Aims: Although a high-quality lymphadenectomy during gastrectomy for gastric cancer is essential, clear definitions of high-quality and accurate assessment standardization methods are not widely acknowledged. This side-study assessed the surgical quality of the D2-lymphadenectomy for gastric cancer in the LOGICA-trial.
Methods: The LOGICA-trial is a multicenter randomized trial comparing laparoscopic versus open gastrectomy with D2-lymphadenectomy for resectable (cT1-4aN0M0) gastric cancer patients. Each lymph node station (no. 1-9, 11 and 12a) was collected in separate pathology containers for pathological assessment. Intraoperative photographs (figure 1) of the D2-lymphadenectomy were prospectively scored by two expert surgeons independently during inclusion on a weekly basis to provide feedback to the operating center. The dissection quality of stations no. 8+9, 11 and 12a was scored on a 4-point scale ranging from optimal (3) to unevaluable (0). Consensus was reached in case of disagreement. Pathological lymph node yield, as counted in the resected specimen, was compared to the prospective lymphadenectomy scoring with multivariable linear regression analyses. X2-tests were used to compare the quality scores between open and laparoscopic photographs. The interobserver variability was calculated using weighted Kappa (κw) to measure degree of disagreement.

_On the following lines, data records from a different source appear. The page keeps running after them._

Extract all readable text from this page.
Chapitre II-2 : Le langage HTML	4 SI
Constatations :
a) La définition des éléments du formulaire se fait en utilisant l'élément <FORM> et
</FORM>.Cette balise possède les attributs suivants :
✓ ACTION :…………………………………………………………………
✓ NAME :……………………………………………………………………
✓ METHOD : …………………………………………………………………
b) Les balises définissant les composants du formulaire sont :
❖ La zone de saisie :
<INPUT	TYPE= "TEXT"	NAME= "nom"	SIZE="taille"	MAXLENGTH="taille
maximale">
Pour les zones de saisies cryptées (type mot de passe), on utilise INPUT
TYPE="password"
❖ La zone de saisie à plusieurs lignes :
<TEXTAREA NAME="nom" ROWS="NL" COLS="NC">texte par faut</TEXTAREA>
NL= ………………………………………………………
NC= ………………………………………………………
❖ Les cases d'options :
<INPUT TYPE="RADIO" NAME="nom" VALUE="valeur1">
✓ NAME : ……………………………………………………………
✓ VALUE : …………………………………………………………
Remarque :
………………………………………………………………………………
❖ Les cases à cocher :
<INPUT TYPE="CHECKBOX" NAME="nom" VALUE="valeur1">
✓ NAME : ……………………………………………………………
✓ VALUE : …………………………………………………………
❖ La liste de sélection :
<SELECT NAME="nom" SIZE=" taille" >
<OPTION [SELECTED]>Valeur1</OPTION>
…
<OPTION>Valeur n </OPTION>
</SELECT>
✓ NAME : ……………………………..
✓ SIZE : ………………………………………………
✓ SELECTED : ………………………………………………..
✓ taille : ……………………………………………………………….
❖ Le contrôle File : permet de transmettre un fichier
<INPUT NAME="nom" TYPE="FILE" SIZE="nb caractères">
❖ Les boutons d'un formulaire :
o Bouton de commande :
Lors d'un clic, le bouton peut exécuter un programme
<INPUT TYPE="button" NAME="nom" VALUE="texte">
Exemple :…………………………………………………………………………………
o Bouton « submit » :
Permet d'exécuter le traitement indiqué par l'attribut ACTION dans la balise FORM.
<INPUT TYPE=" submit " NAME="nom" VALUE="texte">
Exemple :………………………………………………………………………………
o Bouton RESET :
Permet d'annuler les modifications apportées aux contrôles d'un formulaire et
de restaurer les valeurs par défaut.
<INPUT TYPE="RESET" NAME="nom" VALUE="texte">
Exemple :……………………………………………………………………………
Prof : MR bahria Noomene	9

Results: Between 2015–2018, 111 (52%) of the 212 LOGICA-patients had assessable intraoperative photographs. Initial scores of the photographs showed a moderate agreement between both expert surgeons for stations no. 8+9 (κw=0.522; 95% confidence interval (CI): 0.346-0.699; p<0.0005), station 11 (κw=0.446; 95% CI: 0.293-0.600; p<0.0005) and station 12 (κw=0.447; 95% CI 0.280-0.614; p<0.0005). For those cases that were discrepant, the 2 observers scored again through a consensus meeting. Multivariable linear regression analyses revealed no correlation (p>0.05) between surgical quality scores and lymph node yield. Laparoscopic photographs could be assessed better compared to open photographs (station 8+9; p=0.006, station 11; p=0.004 and station 12a; p=0.011).
Conclusion(s): Overall, moderate agreement (κw=0.41-0.60) on surgical quality of the D2-lymphadenectomy was scored by two expert surgeons independently. The intraoperative photograph assessment of the lymphadenectomy was not correlated with lymph node yield. This 4-point photograph scoring system may be a method to standardize assessment of the surgical quality of the lymphadenectomy, especially for laparoscopic approach.